Il convient de rappeler que, jusqu'à présent, le Conseil constitutionnel a considéré que la question environnementale et climatique était un objectif d'intérêt général. Ce projet de loi constitutionnelle la consacrerait comme un principe constitutionnel, qui aura beaucoup plus d'impact qu'un simple objectif.

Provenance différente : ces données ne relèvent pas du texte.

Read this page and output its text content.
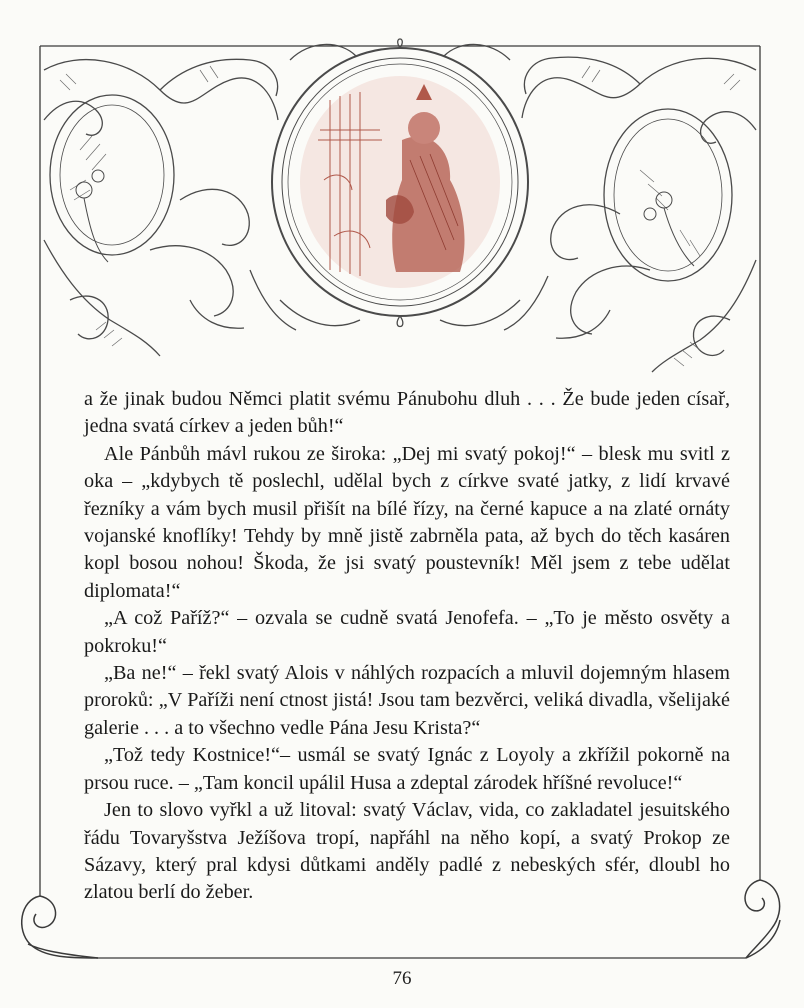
a že jinak budou Němci platit svému Pánubohu dluh . . . Že bude jeden císař, jedna svatá církev a jeden bůh!“

Ale Pánbůh mávl rukou ze široka: „Dej mi svatý pokoj!“ – blesk mu svitl z oka – „kdybych tě poslechl, udělal bych z církve svaté jatky, z lidí krvavé řezníky a vám bych musil přišít na bílé řízy, na černé kapuce a na zlaté ornáty vojanské knoflíky! Tehdy by mně jistě zabrněla pata, až bych do těch kasáren kopl bosou nohou! Škoda, že jsi svatý poustevník! Měl jsem z tebe udělat diplomata!“

„A což Paříž?“ – ozvala se cudně svatá Jenofefa. – „To je město osvěty a pokroku!“

„Ba ne!“ – řekl svatý Alois v náhlých rozpacích a mluvil dojemným hlasem proroků: „V Paříži není ctnost jistá! Jsou tam bezvěrci, veliká divadla, všelijaké galerie . . . a to všechno vedle Pána Jesu Krista?“

„Tož tedy Kostnice!“– usmál se svatý Ignác z Loyoly a zkřížil pokorně na prsou ruce. – „Tam koncil upálil Husa a zdeptal zárodek hříšné revoluce!“

Jen to slovo vyřkl a už litoval: svatý Václav, vida, co zakladatel jesuitského řádu Tovaryšstva Ježíšova tropí, napřáhl na něho kopí, a svatý Prokop ze Sázavy, který pral kdysi důtkami anděly padlé z nebeských sfér, dloubl ho zlatou berlí do žeber.

76
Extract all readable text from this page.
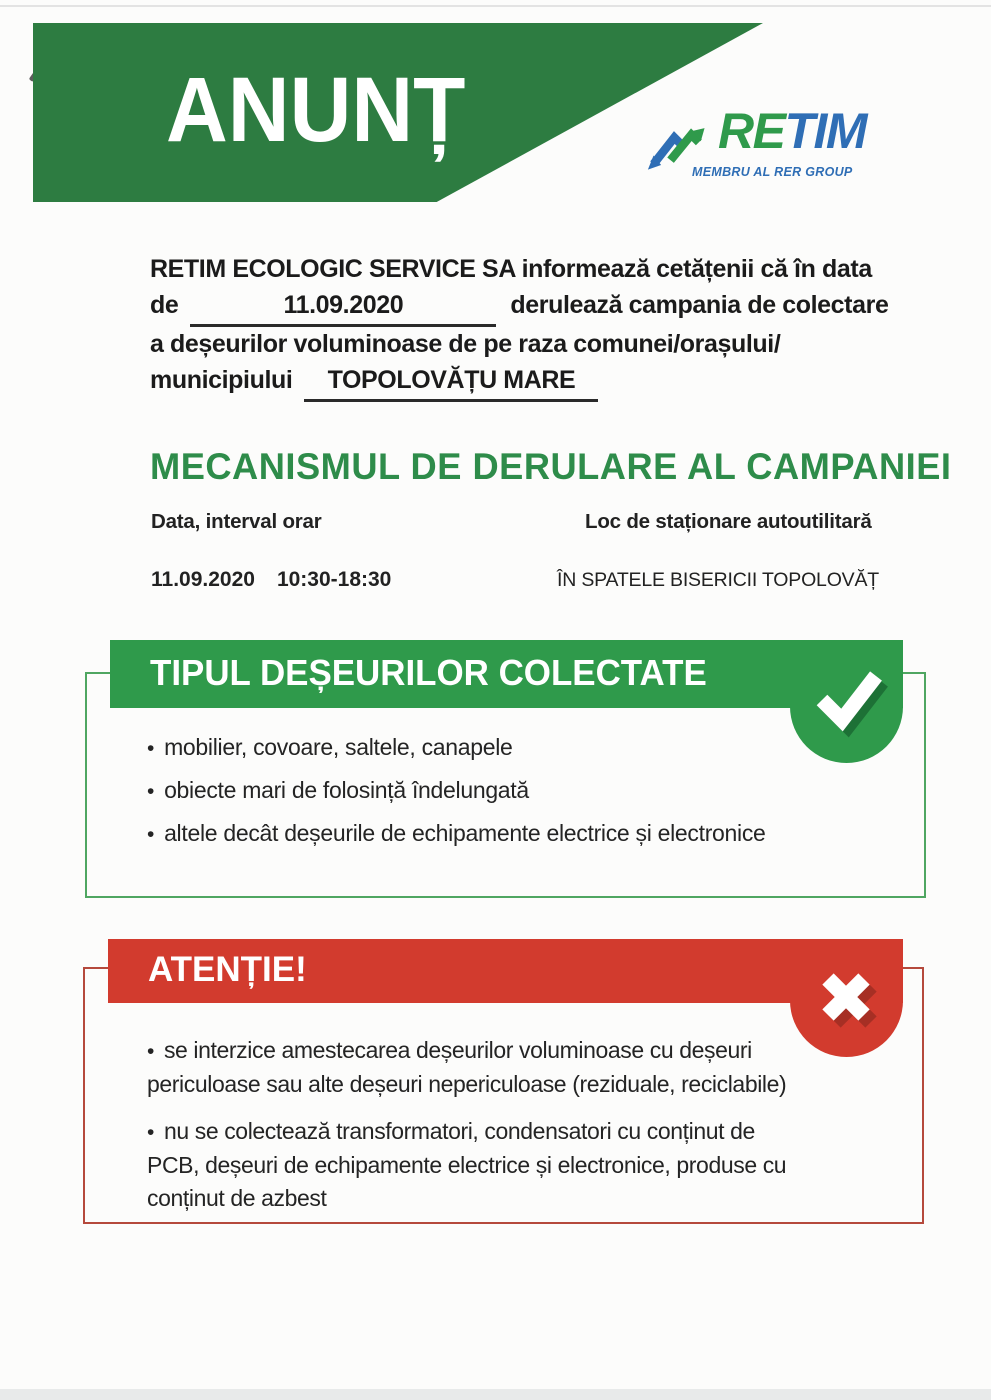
ANUNȚ	RETIM
MEMBRU AL RER GROUP
RETIM ECOLOGIC SERVICE SA informează cetățenii că în data
de	11.09.2020	derulează campania de colectare
a deșeurilor voluminoase de pe raza comunei/orașului/
municipiului TOPOLOVĂȚU MARE
MECANISMUL DE DERULARE AL CAMPANIEI
Data, interval orar	Loc de staționare autoutilitară
11.09.2020 10:30-18:30	ÎN SPATELE BISERICII TOPOLOVĂȚ
TIPUL DEȘEURILOR COLECTATE
• mobilier, covoare, saltele, canapele
• obiecte mari de folosință îndelungată
• altele decât deșeurile de echipamente electrice și electronice
ATENȚIE!
• se interzice amestecarea deșeurilor voluminoase cu deșeuri
periculoase sau alte deșeuri nepericuloase (reziduale, reciclabile)
• nu se colectează transformatori, condensatori cu conținut de
PCB, deșeuri de echipamente electrice și electronice, produse cu
conținut de azbest
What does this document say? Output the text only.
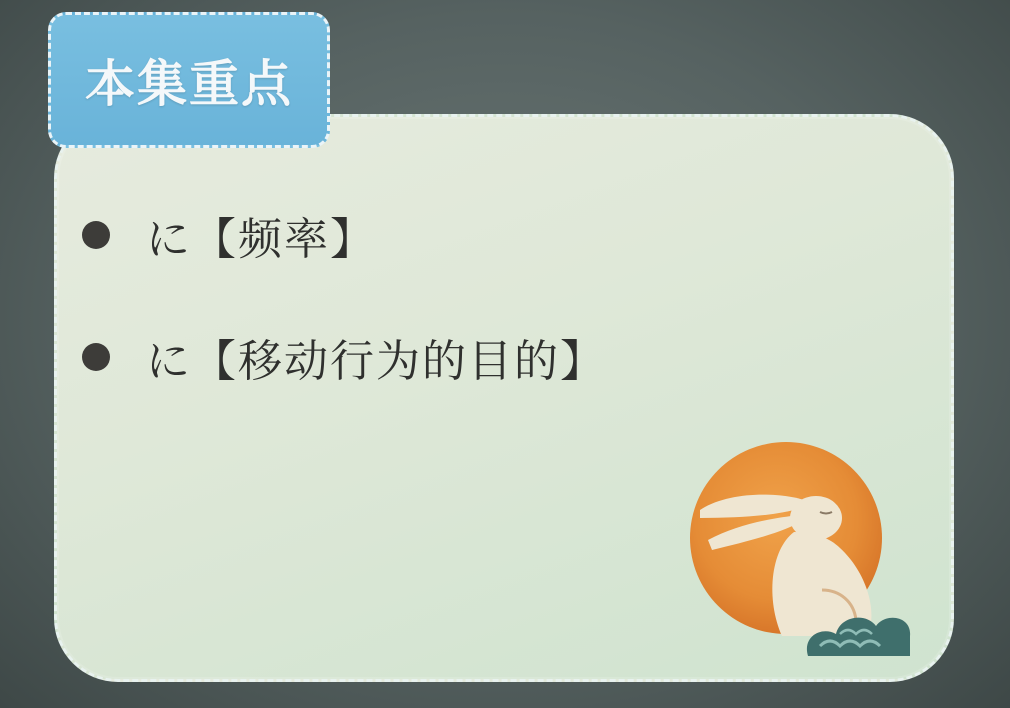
本集重点
に【频率】
に【移动行为的目的】
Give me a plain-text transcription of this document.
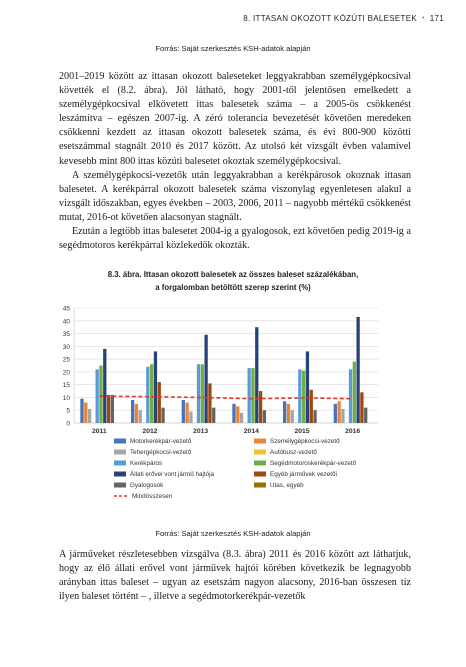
8. ITTASAN OKOZOTT KÖZÚTI BALESETEK • 171
Forrás: Saját szerkesztés KSH-adatok alapján

2001–2019 között az ittasan okozott baleseteket leggyakrabban személygépkocsival követték el (8.2. ábra). Jól látható, hogy 2001-től jelentősen emelkedett a személygépkocsival elkövetett ittas balesetek száma – a 2005-ös csökkenést leszámítva – egészen 2007-ig. A zéró tolerancia bevezetését követően meredeken csökkenni kezdett az ittasan okozott balesetek száma, és évi 800-900 közötti esetszámmal stagnált 2010 és 2017 között. Az utolsó két vizsgált évben valamivel kevesebb mint 800 ittas közúti balesetet okoztak személygépkocsival.

A személygépkocsi-vezetők után leggyakrabban a kerékpárosok okoznak ittasan balesetet. A kerékpárral okozott balesetek száma viszonylag egyenletesen alakul a vizsgált időszakban, egyes években – 2003, 2006, 2011 – nagyobb mértékű csökkenést mutat, 2016-ot követően alacsonyan stagnált.

Ezután a legtöbb ittas balesetet 2004-ig a gyalogosok, ezt követően pedig 2019-ig a segédmotoros kerékpárral közlekedők okozták.

8.3. ábra. Ittasan okozott balesetek az összes baleset százalékában,
a forgalomban betöltött szerep szerint (%)
0
5
10
15
20
25
30
35
40
45
2011	2012	2013	2014	2015	2016
Motorkerékpár-vezető	Személygépkocsi-vezető
Tehergépkocsi-vezető	Autóbusz-vezető
Kerékpáros	Segédmotoroskerékpár-vezető
Állati erővel vont jármű hajtója	Egyéb járművek vezetői
Gyalogosok	Utas, egyéb
Mindösszesen
Forrás: Saját szerkesztés KSH-adatok alapján

A járműveket részletesebben vizsgálva (8.3. ábra) 2011 és 2016 között azt láthatjuk, hogy az élő állati erővel vont járművek hajtói körében következik be legnagyobb arányban ittas baleset – ugyan az esetszám nagyon alacsony, 2016-ban összesen tíz ilyen baleset történt – , illetve a segédmotorkerékpár-vezetők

Cela peut avoir trois conséquences majeures : ériger la préservation de l'environnement, élargie et renforcée, en principe constitutionnel ; instaurer un principe d'action des pouvoirs publics en général en faveur de l'environnement ; créer une obligation renforcée de résultat, ou de moyens. En tous cas, cela permettra d'étendre la responsabilité des acteurs publics en matière environnementale.

Reste la question de l'articulation avec l'article 6 de la Charte de l'environnement, qui porte sur les politiques publiques devant promouvoir un développement durable et, à cet effet, concilier la protection et la mise en valeur de l'environnement, le développement économique et le progrès social. Il faudra trouver des solutions, mais cela ne semble pas très compliqué si l'on inscrit la préservation de l'environnement à l'article 1er.

Reste enfin la crainte d'une multiplication des contentieux. Je n'ai aucune crainte, d'abord parce que ces contentieux existent déjà : ce n'est pas parce qu'on va inscrire la préservation de l'environnement à l'article 1er de la Constitution qu'ils vont se multiplier. D'ailleurs, ils ne sont pas si nombreux. De plus, cela pourrait avoir un effet vertueux : si l'État doit augmenter ses ambitions et relever ses objectifs dans la lutte contre le dérèglement climatique et la protection de la diversité biologique et de l'environnement, il y aura davantage de cohérence entre les moyens de la France et ses ambitions, ce qui ne pourra que diminuer le risque contentieux. C'est un pari que je souhaite faire.